Running multiple instances of Timeloop in parallel

NVlabs / timeloop

Timeloop performs modeling, mapping and code-generation for tensor algebra workloads on various accelerator architectures.

https://timeloop.csail.mit.edu/

BSD 3-Clause "New" or "Revised" License

325 stars 101 forks source link

Running multiple instances of Timeloop in parallel #272

Closed Nerotos closed 2 months ago

Nerotos commented 3 months ago

When running multiple instances of Timeloop in parallel, I get this error:

execute:accelergy evaluation/features/features.8/Conv/eyeriss_like.yaml --oprefix timeloop-mapper. -o ./ > timeloop-mapper.accelergy.log 2>&1
ERROR: key not found: ERT, at line: 0

I suspect that is caused by the timeloop-mapper output file being written by multiple instances of Timeloop at the same time. Is there a way to prevent this? Running everything sequentially would be very slow.

angshuman-parashar commented 3 months ago

This is plausible. We have not tested multiple instances of Timeloop running in parallel.

That said, Timeloop itself is multi-threaded and the number of mapper threads will expand to fill all available host CPUs. Do you need more parallelism beyond that (e.g., if mapper runs are very short, and/or you are only using timeloop-model)?

Nerotos commented 3 months ago

I want to evaluate multiple design choices, like, for example, the Eyeriss example but with some changes to the architecture parameters. And I want to evaluate a full network, e.g. ResNet-50. I know that Timeloop doesn't support cross-layer optimizations, but that is good enough for me. So I have two more options for parallelism, and I want to be able to evaluate multiple architectures in parallel.

angshuman-parashar commented 3 months ago

Understood, but my point is that each Timeloop-mapper invocation already maxes out the parallelism on your host machine in a controlled manner. Adding additional parallel work will only slow things down.

Nerotos commented 3 months ago

Isn't the number of threads limited by a key of the mapper config?
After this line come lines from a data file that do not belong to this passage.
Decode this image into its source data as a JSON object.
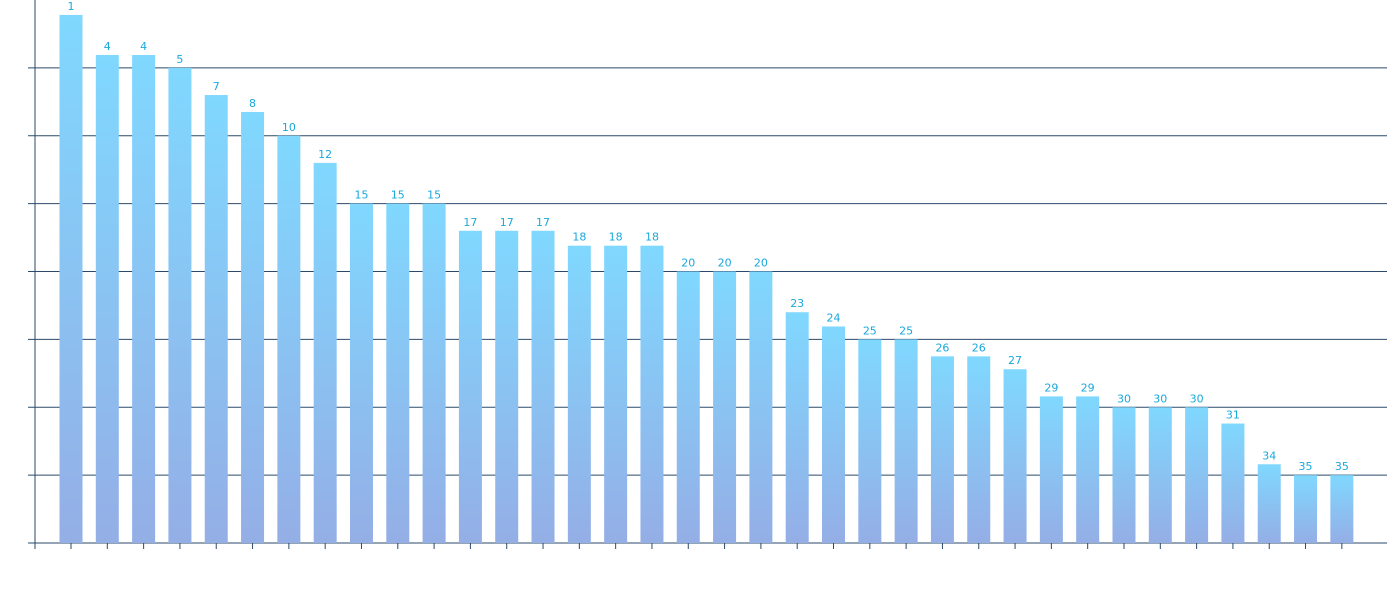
{
  "chart_data": {
    "type": "bar",
    "values": [
      7.78,
      7.19,
      7.19,
      7.0,
      6.6,
      6.35,
      6.0,
      5.6,
      5.0,
      5.0,
      5.0,
      4.6,
      4.6,
      4.6,
      4.38,
      4.38,
      4.38,
      4.0,
      4.0,
      4.0,
      3.4,
      3.19,
      3.0,
      3.0,
      2.75,
      2.75,
      2.56,
      2.16,
      2.16,
      2.0,
      2.0,
      2.0,
      1.76,
      1.16,
      1.0,
      1.0
    ],
    "rank_labels": [
      1,
      4,
      4,
      5,
      7,
      8,
      10,
      12,
      15,
      15,
      15,
      17,
      17,
      17,
      18,
      18,
      18,
      20,
      20,
      20,
      23,
      24,
      25,
      25,
      26,
      26,
      27,
      29,
      29,
      30,
      30,
      30,
      31,
      34,
      35,
      35
    ],
    "color": [
      "#80d8ff",
      "#94aee6"
    ],
    "ylim": [
      0,
      8
    ],
    "yticks": [
      0,
      1,
      2,
      3,
      4,
      5,
      6,
      7
    ],
    "grid": true
  }
}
If that is the case, it would be interesting to also parallelize in other directions. To be honest, I have no idea if that would be faster than just giving the mapper more threads, but I would like to explore that option. Unless the mapper actually just fills the host machine with threads. Then yeah, won't make sense to do so.

angshuman-parashar commented 3 months ago

The mapper's default behavior is indeed to fill the host machine with threads: https://github.com/NVlabs/timeloop/blob/450af7939ce84b6f577ce3566fa915f50dd4bd8b/src/applications/mapper/mapper.cpp#L145

The key in mapper config is used to override that default behavior (e.g., for debugging, or for limiting host machine utilization).